One top Democrat, House Energy and Commerce Chairman Frank Pallone Jr, D-N.J., is citing the increases as further evidence Congress needs to take a harder stance on drug pricing.
The announcement "confirms the need for Congress to finally give Medicare the ability to negotiate lower prescription drug costs and establish a rebate for drugs that increase faster than inflation," Pallone said, noting rising drug prices make it harder for seniors to afford drugs but also increase premiums for outpatient care.
"This double financial whammy simply cannot continue," the longtime congressman continued.
About 6 million Americans have been diagnosed with Alzheimer's, a progressive neurological disease with no known cure. The vast majority of Alzheimer's patients are old enough to qualify for Medicare.
Aduhelm, the first drug ever approved in the U.S. to slow the disease, is a source of hope for many Alzheimer's patients and their loved ones. However, many experts say its purported ability to slow dementia by reducing clumps of plaque in the brain hasn't been clearly demonstrated.
Last November, an FDA advisory panel voted almost unanimously against recommending the drug's approval. When the FDA approved it anyway, several members of the panel resigned.
Medicare traditionally doesn't take cost into account when deciding whether or not to cover a drug. But the question marks around Aduhelm's effectiveness have stymied the medication's uptake so far and coverage determinations by both public and private payers alike have likely been colored by its eye-popping price tag.
The Institute for Clinical and Economic Review, a nonprofit think tank focused on drug pricing, determined Aduhelm's actual value should be between $3,000 and $8,400 per year based on its unproven benefits, a reduction of 85% to 95% compared to Biogen's current price.
The pharmaceutical giant has defended its pricing, but indicated it will work with insurers to address cost concerns if the company's assumptions about how many patients will receive its drug prove incorrect.
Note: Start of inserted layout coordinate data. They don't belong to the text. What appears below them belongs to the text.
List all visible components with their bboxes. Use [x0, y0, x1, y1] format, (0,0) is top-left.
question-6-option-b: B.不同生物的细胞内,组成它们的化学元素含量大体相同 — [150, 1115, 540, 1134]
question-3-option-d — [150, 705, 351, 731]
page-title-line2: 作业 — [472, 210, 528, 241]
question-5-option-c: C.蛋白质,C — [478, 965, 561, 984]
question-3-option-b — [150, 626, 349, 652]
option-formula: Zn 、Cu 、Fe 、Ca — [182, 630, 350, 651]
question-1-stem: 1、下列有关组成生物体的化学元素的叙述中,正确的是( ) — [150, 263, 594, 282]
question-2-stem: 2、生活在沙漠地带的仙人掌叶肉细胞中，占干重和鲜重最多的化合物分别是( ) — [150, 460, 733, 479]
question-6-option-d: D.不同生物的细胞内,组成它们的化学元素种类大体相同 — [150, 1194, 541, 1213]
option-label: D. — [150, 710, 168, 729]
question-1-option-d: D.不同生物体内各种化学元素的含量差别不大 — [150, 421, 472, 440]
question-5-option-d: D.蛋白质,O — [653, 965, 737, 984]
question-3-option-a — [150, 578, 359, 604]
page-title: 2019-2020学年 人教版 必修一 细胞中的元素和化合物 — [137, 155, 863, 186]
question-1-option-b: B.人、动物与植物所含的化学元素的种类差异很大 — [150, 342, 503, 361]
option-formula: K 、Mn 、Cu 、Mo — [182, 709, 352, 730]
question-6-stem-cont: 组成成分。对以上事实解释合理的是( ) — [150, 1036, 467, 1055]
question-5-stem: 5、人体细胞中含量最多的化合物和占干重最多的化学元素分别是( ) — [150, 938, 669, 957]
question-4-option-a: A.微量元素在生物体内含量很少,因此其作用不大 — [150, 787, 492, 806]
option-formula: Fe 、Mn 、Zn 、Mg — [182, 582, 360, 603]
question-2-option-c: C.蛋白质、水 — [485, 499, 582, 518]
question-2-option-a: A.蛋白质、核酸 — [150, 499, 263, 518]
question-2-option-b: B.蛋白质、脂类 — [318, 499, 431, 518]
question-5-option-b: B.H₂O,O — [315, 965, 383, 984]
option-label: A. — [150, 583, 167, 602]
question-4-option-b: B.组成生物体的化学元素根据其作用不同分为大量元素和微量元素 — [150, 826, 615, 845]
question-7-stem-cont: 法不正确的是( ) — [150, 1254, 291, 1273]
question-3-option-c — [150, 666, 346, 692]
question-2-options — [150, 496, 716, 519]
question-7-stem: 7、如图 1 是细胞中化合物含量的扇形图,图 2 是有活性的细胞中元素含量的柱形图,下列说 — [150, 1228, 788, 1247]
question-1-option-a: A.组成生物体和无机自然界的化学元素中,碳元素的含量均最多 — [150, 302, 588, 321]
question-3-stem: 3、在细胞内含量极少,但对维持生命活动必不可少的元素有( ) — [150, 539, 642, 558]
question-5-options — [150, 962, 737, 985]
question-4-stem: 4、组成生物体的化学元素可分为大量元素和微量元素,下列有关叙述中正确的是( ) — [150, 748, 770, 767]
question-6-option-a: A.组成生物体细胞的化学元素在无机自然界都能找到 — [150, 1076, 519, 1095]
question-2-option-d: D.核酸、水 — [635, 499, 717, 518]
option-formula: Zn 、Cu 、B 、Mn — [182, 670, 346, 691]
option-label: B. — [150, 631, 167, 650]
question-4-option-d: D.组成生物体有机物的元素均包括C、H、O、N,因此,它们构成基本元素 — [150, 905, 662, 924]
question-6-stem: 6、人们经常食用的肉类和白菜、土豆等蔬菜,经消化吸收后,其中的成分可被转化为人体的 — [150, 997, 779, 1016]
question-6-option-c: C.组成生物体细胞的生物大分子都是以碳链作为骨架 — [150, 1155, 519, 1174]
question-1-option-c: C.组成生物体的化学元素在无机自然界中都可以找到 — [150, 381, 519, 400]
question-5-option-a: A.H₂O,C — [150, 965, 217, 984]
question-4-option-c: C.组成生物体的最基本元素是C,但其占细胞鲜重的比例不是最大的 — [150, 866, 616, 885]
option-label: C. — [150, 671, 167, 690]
So far, Aduhelm has not yet generated meaningful sales for Biogen or been adopted by many of the country's most prominent treatment centers, the Massachusetts-based biotech said on an October call with investors. One of the drug's biggest obstacles is that many centers are holding off administering Aduhelm until payers determine coverage plans.
Meanwhile, major payers say they're waiting to see where Medicare falls.
CMS is currently creating a National Coverage Determination that will establish a single, countrywide policy for Alzheimer's drugs that work like Aduhelm, but that won't be finalized until April. A draft version should be available in January. But for now, Medicare is deciding whether to pay for the drug on a case-by-case basis.
If Aduhelm is covered in Medicare, which insures some 63 million senior and disabled Americans, it will likely prove a further stressor on the finances of the cash-strapped program. Spending in Medicare is already expected to balloon from 4% of the country's gross domestic product to 6.2% by 2045 — not accounting for Aduhelm.